I was just fiddling with my TC-R2, taking it apart, admiring the nice brass threading, checking the battery to see if the switch spring is chewing into the battery casing, etc. And then I dropped the head, getting oil on my shirt. That got me thinking, why are so many flashlights based on the design of a tripartite or bipartite cylinder that has to be disassembled to change the batteries? That would be like having to remove the gas tank from a car in order to fill it, or having to remove the oil pan to change the oil.
One might say that devices which need to be refilled with liquids have an easier time of it, because the liquid can be poured through a small hole, whereas a solid battery has to be removed as a single piece, and that is a fair point; the comparison to filling the gas tank or changing the oil is just the first comparison that came to mind, and is almost certainly not the most accurate. However, flashlights are the only devices I can think of that require the device to be disassembled to replace what is intended to be a modular power source. (nuclear reactors also come to mind, but sadly, I can't snag those at Best Buy yet.)

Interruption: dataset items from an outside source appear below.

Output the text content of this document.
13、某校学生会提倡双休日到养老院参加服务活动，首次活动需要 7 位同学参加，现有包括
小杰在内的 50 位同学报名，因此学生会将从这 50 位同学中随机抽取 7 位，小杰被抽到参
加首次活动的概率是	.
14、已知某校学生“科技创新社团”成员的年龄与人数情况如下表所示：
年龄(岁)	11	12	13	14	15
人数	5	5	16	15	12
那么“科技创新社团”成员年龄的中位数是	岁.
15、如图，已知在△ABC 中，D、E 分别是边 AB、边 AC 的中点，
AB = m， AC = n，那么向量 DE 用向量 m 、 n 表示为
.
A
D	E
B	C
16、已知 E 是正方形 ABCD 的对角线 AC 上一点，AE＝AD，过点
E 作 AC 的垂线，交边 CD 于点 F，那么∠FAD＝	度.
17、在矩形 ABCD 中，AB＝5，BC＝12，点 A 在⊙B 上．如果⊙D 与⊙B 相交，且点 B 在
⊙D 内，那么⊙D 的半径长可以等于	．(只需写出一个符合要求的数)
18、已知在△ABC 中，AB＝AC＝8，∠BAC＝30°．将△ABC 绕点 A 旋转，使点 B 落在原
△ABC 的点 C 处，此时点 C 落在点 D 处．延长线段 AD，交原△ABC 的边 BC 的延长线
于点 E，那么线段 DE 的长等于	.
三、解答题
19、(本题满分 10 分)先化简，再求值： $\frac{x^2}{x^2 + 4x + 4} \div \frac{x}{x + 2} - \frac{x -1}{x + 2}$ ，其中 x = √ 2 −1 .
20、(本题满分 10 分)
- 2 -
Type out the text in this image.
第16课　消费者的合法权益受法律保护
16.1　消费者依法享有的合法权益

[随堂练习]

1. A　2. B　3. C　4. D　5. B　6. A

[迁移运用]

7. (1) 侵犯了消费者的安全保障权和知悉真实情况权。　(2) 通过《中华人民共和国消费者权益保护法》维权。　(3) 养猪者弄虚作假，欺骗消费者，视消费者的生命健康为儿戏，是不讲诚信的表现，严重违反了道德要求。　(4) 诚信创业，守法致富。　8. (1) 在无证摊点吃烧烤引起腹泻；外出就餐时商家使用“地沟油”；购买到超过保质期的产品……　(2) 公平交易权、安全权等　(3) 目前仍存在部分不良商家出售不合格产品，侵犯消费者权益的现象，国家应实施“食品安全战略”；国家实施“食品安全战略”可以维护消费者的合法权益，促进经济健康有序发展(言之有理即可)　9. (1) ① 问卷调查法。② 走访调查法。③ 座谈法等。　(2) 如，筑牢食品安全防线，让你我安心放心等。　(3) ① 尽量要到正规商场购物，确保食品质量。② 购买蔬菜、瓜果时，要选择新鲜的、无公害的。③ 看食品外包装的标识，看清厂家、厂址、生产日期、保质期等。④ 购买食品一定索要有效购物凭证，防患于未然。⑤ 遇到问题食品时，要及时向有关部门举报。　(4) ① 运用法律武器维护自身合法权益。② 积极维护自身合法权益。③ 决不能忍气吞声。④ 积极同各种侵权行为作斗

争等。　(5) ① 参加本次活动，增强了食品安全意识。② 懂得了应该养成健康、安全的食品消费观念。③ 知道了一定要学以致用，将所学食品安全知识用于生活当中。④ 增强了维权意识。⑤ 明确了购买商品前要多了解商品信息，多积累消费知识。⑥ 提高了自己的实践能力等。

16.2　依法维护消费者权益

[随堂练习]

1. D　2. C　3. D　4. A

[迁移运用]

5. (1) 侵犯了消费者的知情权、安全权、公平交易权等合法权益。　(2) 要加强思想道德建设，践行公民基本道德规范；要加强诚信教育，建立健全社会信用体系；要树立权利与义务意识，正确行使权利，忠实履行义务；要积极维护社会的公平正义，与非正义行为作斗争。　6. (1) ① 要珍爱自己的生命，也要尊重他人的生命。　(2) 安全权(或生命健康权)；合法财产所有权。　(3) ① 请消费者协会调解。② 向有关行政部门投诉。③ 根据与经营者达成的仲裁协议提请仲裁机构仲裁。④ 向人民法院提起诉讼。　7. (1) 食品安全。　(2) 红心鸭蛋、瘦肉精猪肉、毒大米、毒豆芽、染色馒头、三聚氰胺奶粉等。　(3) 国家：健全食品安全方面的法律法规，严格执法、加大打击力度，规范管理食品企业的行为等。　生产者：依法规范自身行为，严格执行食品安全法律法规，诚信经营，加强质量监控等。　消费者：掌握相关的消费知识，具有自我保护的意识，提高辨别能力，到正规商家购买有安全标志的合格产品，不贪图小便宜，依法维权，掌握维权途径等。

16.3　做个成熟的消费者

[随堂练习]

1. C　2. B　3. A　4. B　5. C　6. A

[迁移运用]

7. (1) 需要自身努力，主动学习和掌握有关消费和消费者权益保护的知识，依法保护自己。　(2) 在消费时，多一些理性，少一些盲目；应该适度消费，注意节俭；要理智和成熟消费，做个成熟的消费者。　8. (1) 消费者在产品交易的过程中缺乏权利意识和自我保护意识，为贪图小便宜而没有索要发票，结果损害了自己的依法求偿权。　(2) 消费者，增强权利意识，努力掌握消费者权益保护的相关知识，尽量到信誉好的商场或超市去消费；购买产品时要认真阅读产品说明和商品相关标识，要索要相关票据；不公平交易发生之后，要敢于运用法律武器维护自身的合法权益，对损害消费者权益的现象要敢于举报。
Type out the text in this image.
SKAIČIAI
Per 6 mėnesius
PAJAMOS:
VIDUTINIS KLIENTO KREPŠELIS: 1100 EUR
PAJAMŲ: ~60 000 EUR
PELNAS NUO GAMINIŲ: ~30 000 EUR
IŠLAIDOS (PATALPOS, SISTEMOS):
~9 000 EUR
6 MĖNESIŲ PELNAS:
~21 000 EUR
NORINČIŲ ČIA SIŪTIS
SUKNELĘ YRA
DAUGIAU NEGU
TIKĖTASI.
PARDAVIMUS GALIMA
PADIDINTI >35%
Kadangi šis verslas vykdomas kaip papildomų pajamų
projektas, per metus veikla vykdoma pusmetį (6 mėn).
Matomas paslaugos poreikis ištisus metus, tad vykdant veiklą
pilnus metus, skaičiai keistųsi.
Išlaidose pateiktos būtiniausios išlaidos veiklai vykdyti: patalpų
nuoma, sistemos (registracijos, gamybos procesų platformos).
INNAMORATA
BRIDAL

Yes, some electronic devices have permanently-integrated batteries, but they are different because replacing the battery requires soldering, not just dropping in a new battery once the device is laying in pieces on the workbench. That is not the same paradigm as a device that uses self-contained batteries that maintain electrical connectivity through "casual contact" alone.
Devices that are designed to use replaceable batteries, such as remote controls and Walkmans, generally allow access to the battery via a removable cover that provides no structural support at all, and the device can be operated without the cover if necessary. Whereas, if I need to change the battery in my flashlight in the middle of the woods, I could easily end up dropping and losing a critical piece of the light, rendering it useless.
Assembling the flashlight around the battery, instead of inserting the battery into a fully-assembled flashlight, seems like an outmoded design paradigm left over from when flashlights were simple tin or brass tubes fashioned from household parts, with a bulb and a reflector attached at one end. Given all the innovation that has occurred in the past few years, it seems odd that this one feature has gone un-addressed by almost everyone. Even the Cool Fall SPY, which is the most unconventional flashlight I can think of in every other respect, still integrates an electrical contact into the tailcap, rendering the light useless if the tailcap is lost or the spring somehow falls out.
So I'm curious, why does CPF think this design paradigm has persisted? Is there an overwhelmingly good reason, does nobody care, are there no other feasible ideas, or perhaps all of the above?